Yu Xuan soupira et dit : « Tu ne le comprends pas. Ru Feng est à la fois lettré et expert en arts martiaux, beau et élégant. Sans parler de Xiangzhou, d'innombrables jeunes filles de sa ville natale, Yuezhou, sont éprises de lui. Dès son arrivée de la montagne, six familles souhaitaient lui arranger un mariage avec la famille Yu Chi. S'il le voulait, risquait-il de ne pas trouver une épouse ? De plus, la danseuse est celle que Ru Feng a toujours voulu racheter et considérer comme sa sœur. Enfin, son maître lui interdit de perdre sa virginité avant l'âge de vingt ans, c'est pourquoi Ru Feng a toujours repoussé les avances des femmes. »
Yi Han resta sans voix, mais déclara tout de même : « Je pense que ses relations avec frère Mu sont très intimes. »
En entendant cela, les yeux de Yu Xuan s'emplirent de tristesse. Il dit : « Leur relation était excellente au départ. Le directeur était distant avec beaucoup d'élèves, mais Ru Feng était alors chef de dortoir. Après quelques rencontres, Ru Feng et le directeur se sont liés d'amitié. Ru Feng était très attiré par le physique du directeur, disant qu'il était rare de voir un homme aussi beau et qu'il devait absolument se lier d'amitié avec lui. Le directeur, chose rare, était toujours très gentil avec Ru Feng, allant même jusqu'à lui enseigner les arts martiaux quand il en avait le temps.

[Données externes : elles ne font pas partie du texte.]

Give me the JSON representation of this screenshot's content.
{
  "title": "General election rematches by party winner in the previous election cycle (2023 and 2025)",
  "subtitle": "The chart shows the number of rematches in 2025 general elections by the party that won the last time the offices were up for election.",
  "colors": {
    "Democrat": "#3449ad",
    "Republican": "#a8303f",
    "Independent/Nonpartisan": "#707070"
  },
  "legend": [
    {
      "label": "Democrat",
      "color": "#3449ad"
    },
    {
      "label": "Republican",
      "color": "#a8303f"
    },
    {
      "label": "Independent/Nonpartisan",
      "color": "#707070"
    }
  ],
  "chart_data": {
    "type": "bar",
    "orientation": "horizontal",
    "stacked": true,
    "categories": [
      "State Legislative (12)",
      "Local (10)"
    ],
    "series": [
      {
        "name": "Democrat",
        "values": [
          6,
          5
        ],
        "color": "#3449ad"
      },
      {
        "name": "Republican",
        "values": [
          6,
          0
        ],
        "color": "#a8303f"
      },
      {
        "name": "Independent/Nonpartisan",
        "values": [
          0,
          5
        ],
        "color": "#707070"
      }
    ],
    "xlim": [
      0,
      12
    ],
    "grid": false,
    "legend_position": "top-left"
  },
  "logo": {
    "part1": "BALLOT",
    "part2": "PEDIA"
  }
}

Leur amitié est quelque chose que même moi, qui connais Ru Feng depuis l'enfance, ne peux égaler. » Il ne put s'empêcher de sourire amèrement en parlant.
En entendant cela, Yi Han ne put que serrer les dents.

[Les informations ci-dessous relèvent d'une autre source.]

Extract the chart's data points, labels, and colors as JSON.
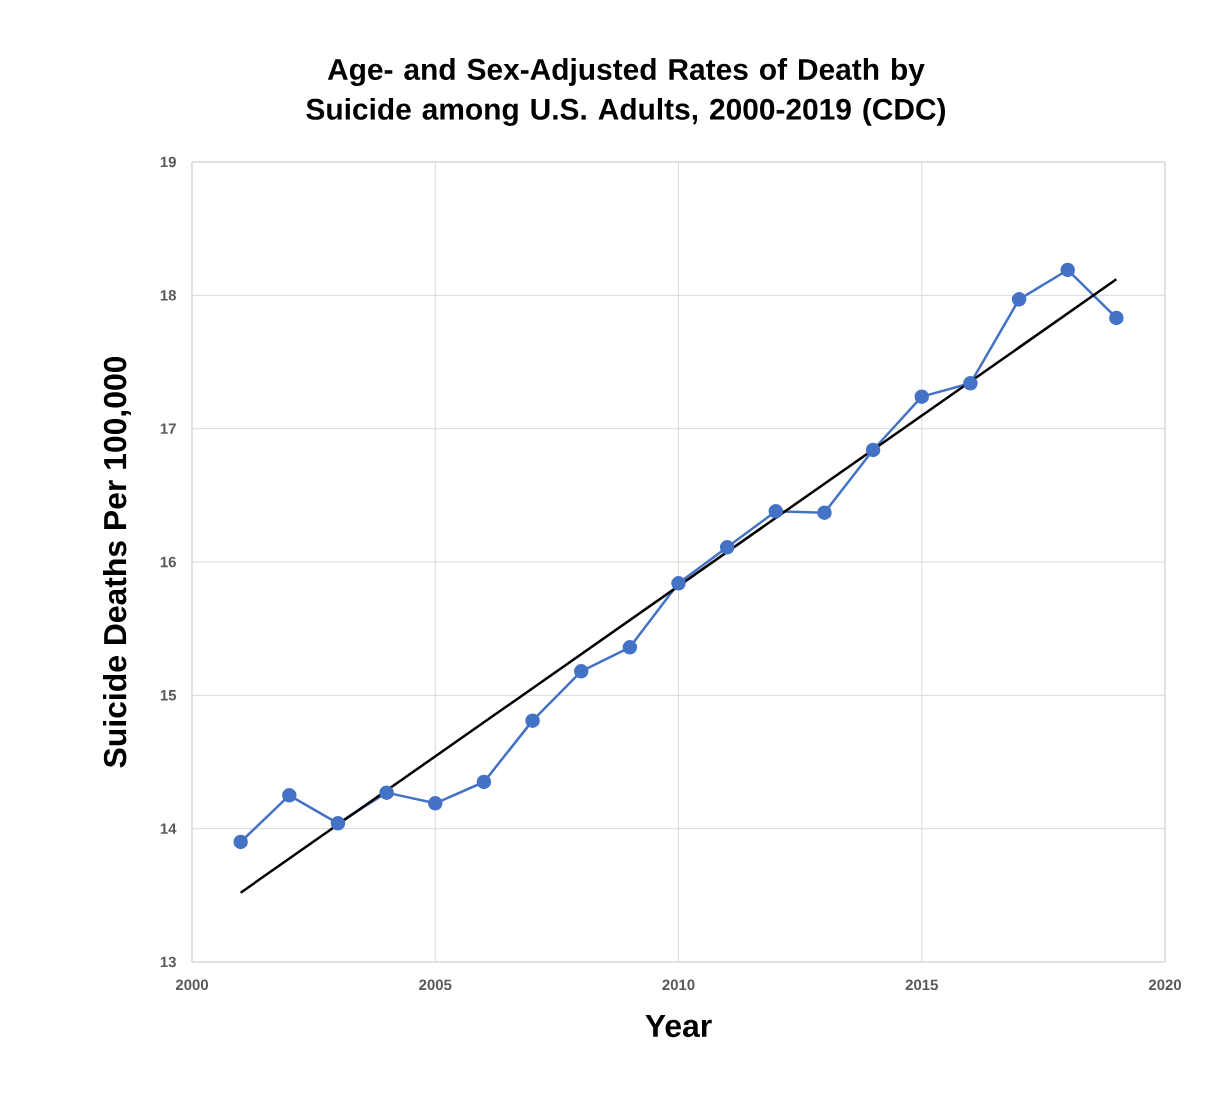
{
  "chart_data": {
    "type": "line",
    "title": "Age- and Sex-Adjusted Rates of Death by Suicide among U.S. Adults, 2000-2019 (CDC)",
    "xlabel": "Year",
    "ylabel": "Suicide Deaths Per 100,000",
    "xlim": [
      2000,
      2020
    ],
    "xticks": [
      2000,
      2005,
      2010,
      2015,
      2020
    ],
    "ylim": [
      13,
      19
    ],
    "yticks": [
      13,
      14,
      15,
      16,
      17,
      18,
      19
    ],
    "grid": true,
    "marker": "circle",
    "line_style": "solid",
    "series": [
      {
        "color": "#4472c4",
        "x": [
          2001,
          2002,
          2003,
          2004,
          2005,
          2006,
          2007,
          2008,
          2009,
          2010,
          2011,
          2012,
          2013,
          2014,
          2015,
          2016,
          2017,
          2018,
          2019
        ],
        "values": [
          13.9,
          14.25,
          14.04,
          14.27,
          14.19,
          14.35,
          14.81,
          15.18,
          15.36,
          15.84,
          16.11,
          16.38,
          16.37,
          16.84,
          17.24,
          17.34,
          17.97,
          18.19,
          17.83
        ]
      },
      {
        "color": "#000000",
        "type": "line",
        "marker": "none",
        "x": [
          2001,
          2019
        ],
        "values": [
          13.52,
          18.12
        ]
      }
    ]
  }
}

Yu Xuan soupira et dit : « Ru Feng est un homme, en effet. Je vous prie de ne plus tenir de tels propos. Même si Ru Feng n'y voit peut-être pas d'inconvénient, il est, après tout, le maréchal de mon royaume de Zi Luo et un général de troisième rang. Il serait malvenu que d'autres entendent ces paroles. »
Yi Han ne put qu'acquiescer d'un signe de tête, l'air quelque peu abattu.

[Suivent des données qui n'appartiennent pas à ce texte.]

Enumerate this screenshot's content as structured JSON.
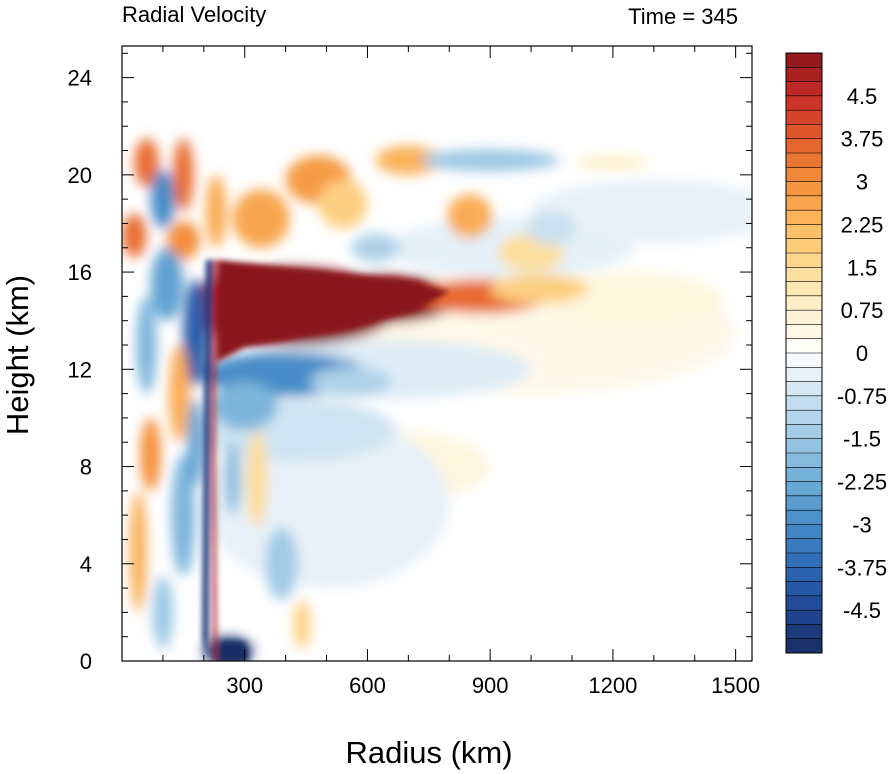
{
  "chart_data": {
    "type": "heatmap",
    "title": "Radial Velocity",
    "subtitle": "Time = 345",
    "xlabel": "Radius (km)",
    "ylabel": "Height (km)",
    "xlim": [
      0,
      1540
    ],
    "ylim": [
      0,
      25.3
    ],
    "x_ticks": [
      300,
      600,
      900,
      1200,
      1500
    ],
    "y_ticks": [
      0,
      4,
      8,
      12,
      16,
      20,
      24
    ],
    "colorbar": {
      "min": -5.25,
      "max": 5.25,
      "step": 0.25,
      "tick_values": [
        4.5,
        3.75,
        3,
        2.25,
        1.5,
        0.75,
        0,
        -0.75,
        -1.5,
        -2.25,
        -3,
        -3.75,
        -4.5
      ],
      "tick_labels": [
        "4.5",
        "3.75",
        "3",
        "2.25",
        "1.5",
        "0.75",
        "0",
        "-0.75",
        "-1.5",
        "-2.25",
        "-3",
        "-3.75",
        "-4.5"
      ],
      "colormap": "blue-white-red diverging"
    },
    "features": [
      {
        "name": "upper-level outflow jet",
        "x_range": [
          230,
          800
        ],
        "y_range": [
          12.8,
          16.5
        ],
        "value": 5.5
      },
      {
        "name": "outflow tail",
        "x_range": [
          700,
          1080
        ],
        "y_range": [
          14.2,
          15.8
        ],
        "value": 2.5
      },
      {
        "name": "mid-level inflow",
        "x_range": [
          230,
          560
        ],
        "y_range": [
          10.8,
          12.6
        ],
        "value": -3.0
      },
      {
        "name": "eyewall updraft edge",
        "x_range": [
          200,
          240
        ],
        "y_range": [
          0,
          16.5
        ],
        "value": -4.5
      },
      {
        "name": "boundary-layer inflow",
        "x_range": [
          230,
          310
        ],
        "y_range": [
          0,
          0.8
        ],
        "value": -5.0
      },
      {
        "name": "upper outflow bands",
        "x_range": [
          30,
          1060
        ],
        "y_range": [
          16.5,
          21.5
        ],
        "value": 2.5
      }
    ]
  }
}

Yu Xuan soupira. Il ne connaissait que trop bien les sentiments de Yi Han. Mais il s'agissait bel et bien d'un amour non partagé. Au fil des années, il n'avait quasiment jamais manifesté le moindre intérêt pour aucune femme. Il était très indifférent aux autres. Sans parler du mariage et des enfants, il n'avait que très peu d'amis. On pensait presque tous qu'il finirait seul. Contre toute attente, il était désormais très proche de Ru Feng.
Sans parler de la conversation entre Yu Xuan et Yi Han dans le hall d'entrée, la chambre de Mu Wenchen était déjà en pleine effervescence.
Dès qu'ils entrèrent dans la pièce, Ru Feng serra Mu Wenchen dans ses bras et lui donna un coup de poing avant de dire : « Tu m'as manqué ? Ça fait quelques jours qu'on ne s'est pas vus. »
Mu Wenchen a réagi en tirant Rufeng par derrière, en la serrant dans ses bras et en se penchant pour l'embrasser.